Two resistances are given as $$R_1 = (10 \pm 0.5)$$ $$\Omega$$ and $$R_2 = (15 \pm 0.5)$$ $$\Omega$$. The percentage error in the measurement of equivalent resistance when they are connected in parallel is

We have two resistances $$R_1 = (10 \pm 0.5)\;\Omega$$ and $$R_2 = (15 \pm 0.5)\;\Omega$$ connected in parallel, and we need to find the percentage error in the equivalent resistance.

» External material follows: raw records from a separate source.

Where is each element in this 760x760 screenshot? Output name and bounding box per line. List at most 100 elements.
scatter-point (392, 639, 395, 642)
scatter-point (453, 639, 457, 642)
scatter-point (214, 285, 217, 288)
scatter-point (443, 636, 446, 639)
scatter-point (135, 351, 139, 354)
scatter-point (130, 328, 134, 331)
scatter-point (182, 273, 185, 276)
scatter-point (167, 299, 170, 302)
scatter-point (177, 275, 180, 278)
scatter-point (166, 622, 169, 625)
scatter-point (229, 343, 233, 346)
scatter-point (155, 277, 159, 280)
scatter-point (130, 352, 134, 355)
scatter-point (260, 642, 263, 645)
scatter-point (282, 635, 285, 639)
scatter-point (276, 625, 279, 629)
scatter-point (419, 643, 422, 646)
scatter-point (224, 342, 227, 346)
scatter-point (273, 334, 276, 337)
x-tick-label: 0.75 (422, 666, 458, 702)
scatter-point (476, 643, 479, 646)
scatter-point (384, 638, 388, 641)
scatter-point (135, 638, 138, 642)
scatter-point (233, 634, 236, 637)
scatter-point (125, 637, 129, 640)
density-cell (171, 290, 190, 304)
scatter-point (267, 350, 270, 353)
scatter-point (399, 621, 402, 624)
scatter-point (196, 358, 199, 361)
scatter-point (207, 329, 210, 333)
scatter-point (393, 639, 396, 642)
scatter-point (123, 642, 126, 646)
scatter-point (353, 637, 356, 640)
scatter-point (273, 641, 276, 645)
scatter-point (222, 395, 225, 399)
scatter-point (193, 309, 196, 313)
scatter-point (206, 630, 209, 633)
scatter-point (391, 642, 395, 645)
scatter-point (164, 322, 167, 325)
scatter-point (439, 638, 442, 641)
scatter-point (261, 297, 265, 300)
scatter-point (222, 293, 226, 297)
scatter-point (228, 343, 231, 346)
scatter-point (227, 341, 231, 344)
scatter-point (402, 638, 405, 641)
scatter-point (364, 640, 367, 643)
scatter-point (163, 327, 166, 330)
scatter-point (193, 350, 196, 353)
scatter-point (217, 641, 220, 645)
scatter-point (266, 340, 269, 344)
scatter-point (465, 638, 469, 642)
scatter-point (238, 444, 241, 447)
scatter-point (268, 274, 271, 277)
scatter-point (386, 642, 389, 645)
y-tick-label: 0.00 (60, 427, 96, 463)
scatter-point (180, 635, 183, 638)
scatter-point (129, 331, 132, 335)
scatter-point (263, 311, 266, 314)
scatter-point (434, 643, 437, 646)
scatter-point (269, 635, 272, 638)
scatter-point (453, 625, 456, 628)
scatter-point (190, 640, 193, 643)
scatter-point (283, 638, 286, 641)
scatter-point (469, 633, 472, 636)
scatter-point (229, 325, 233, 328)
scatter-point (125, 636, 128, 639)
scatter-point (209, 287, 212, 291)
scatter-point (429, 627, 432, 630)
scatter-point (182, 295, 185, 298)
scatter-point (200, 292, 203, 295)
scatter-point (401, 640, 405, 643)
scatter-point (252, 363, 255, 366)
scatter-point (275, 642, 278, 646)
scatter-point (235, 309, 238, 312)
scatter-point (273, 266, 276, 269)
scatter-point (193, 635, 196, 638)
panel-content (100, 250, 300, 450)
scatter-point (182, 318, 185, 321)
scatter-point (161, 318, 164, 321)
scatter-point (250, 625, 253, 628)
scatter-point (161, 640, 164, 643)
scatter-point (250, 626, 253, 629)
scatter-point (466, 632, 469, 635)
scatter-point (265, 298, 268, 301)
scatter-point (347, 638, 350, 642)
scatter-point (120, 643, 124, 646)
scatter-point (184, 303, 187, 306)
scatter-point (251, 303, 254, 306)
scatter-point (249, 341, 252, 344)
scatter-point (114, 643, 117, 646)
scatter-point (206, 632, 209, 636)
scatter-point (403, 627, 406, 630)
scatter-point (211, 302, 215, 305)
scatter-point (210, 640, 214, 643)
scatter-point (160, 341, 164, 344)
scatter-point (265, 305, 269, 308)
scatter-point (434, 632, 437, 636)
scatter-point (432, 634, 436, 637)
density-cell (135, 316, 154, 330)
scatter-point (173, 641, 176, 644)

For resistances in parallel, the equivalent resistance is:

$$R_{eq} = \frac{R_1 R_2}{R_1 + R_2} = \frac{10 \times 15}{10 + 15} = \frac{150}{25} = 6\;\Omega$$

Now, to find the error propagation, we start from $$\frac{1}{R_{eq}} = \frac{1}{R_1} + \frac{1}{R_2}$$. Differentiating both sides and taking absolute values (since errors always add), the maximum absolute error in $$R_{eq}$$ is:

$$\Delta R_{eq} = R_{eq}^2 \left(\frac{\Delta R_1}{R_1^2} + \frac{\Delta R_2}{R_2^2}\right)$$

This follows because differentiating $$R_{eq}^{-1}$$ with respect to $$R_1$$ gives $$-R_1^{-2}$$, and similarly for $$R_2$$. Substituting the values with $$R_{eq}^2 = 36$$:

$$\Delta R_{eq} = 36 \left(\frac{0.5}{100} + \frac{0.5}{225}\right) = 36 \left(0.005 + 0.002222\right) = 36 \times 0.007222 = 0.26\;\Omega$$

So the percentage error is:

$$\%\;\text{error} = \frac{\Delta R_{eq}}{R_{eq}} \times 100 = \frac{0.26}{6} \times 100 = 4.33\%$$

Hence, the correct answer is Option 4.